The Schafer acquisition complemented two smaller U.S. government IT services acquisitions New Mexico-based The Kemtah Group (January 2017) and Virginia-based Intercom Consulting and Federal Systems (in July 2016).
Meanwhile, Belcan also invested in its core business, making two acquisitions, through two mid-sized organizations:
- In the U.S.: Tandel Systems, in January 2016 (Florida). Tandel services clients in the aerospace and defense sectors in avionics, and software development, and had a headcount of 215
- Outside of the U.S., in the U.K.: East Kilbridge Engineering Services (EKES). EKEA with its 300 engineers brought jet propulsion capabilities (EKES was founded by former Rolls-Royce engineers).
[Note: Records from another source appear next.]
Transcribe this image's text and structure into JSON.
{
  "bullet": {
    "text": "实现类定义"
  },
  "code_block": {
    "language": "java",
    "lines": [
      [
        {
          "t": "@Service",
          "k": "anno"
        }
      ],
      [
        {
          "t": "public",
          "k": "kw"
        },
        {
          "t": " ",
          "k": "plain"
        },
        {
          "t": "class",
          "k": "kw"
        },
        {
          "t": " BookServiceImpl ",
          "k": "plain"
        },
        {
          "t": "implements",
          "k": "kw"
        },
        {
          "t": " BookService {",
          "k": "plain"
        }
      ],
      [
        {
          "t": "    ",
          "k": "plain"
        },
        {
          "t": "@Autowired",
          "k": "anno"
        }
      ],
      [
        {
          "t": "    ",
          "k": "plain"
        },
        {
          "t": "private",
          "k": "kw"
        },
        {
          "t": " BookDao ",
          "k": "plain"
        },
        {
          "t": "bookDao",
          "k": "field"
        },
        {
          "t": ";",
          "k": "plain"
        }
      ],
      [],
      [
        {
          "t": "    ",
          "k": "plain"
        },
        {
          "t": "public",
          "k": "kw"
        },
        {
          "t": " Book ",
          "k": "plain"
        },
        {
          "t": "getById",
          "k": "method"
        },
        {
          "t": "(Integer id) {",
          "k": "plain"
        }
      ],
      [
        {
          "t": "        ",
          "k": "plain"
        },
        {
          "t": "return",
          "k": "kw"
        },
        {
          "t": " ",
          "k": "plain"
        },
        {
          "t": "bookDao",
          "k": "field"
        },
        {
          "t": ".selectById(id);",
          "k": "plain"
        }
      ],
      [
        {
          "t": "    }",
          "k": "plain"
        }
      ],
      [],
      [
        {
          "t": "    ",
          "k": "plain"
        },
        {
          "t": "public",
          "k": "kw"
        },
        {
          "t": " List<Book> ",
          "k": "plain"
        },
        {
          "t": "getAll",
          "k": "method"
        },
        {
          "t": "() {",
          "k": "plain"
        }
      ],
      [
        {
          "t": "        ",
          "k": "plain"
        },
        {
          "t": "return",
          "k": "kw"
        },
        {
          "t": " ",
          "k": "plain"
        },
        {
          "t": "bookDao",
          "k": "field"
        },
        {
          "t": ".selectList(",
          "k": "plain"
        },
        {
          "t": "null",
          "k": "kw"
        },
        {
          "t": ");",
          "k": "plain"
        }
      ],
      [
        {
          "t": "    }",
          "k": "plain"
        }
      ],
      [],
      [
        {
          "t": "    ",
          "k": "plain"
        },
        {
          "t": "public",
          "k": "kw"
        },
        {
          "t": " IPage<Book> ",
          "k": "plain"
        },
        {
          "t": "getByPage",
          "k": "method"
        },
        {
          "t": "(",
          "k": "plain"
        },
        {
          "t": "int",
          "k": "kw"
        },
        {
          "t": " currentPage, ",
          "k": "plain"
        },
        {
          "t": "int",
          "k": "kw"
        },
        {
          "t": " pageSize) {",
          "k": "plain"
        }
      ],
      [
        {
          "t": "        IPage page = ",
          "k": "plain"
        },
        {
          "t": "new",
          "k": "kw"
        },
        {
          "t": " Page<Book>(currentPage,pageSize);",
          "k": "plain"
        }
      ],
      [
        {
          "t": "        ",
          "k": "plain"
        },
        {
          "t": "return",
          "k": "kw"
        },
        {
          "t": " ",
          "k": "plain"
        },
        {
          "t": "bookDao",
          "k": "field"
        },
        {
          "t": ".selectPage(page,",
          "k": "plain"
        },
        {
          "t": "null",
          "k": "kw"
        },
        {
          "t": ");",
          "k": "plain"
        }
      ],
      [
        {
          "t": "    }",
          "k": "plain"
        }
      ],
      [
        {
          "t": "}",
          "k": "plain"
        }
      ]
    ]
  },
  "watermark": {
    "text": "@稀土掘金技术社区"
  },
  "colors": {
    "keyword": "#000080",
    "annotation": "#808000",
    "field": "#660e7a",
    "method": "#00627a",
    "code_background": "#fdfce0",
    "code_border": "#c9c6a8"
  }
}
In total, we estimate that less than two years, Belcan has added ~1,200 employees, a 20% increase.
Does it all make sense?
Acquisitions in aerospace and in particular in jet propulsion make sense. The question if Belcan is right in expanding its presence in both IT services and ER&D in the U.S. government sector, given the size of its major competitors and the ongoing consolidation that has happened in the past three to four years (with notably the acquisition by Leidos, a SAIC spin-off, of Lockheed Martin IS&GS business, giving birth to a USD 10bn giant). We suspect that Belcan would have been better off to remain focused on ER&D, and manage its transition from staffing to projects.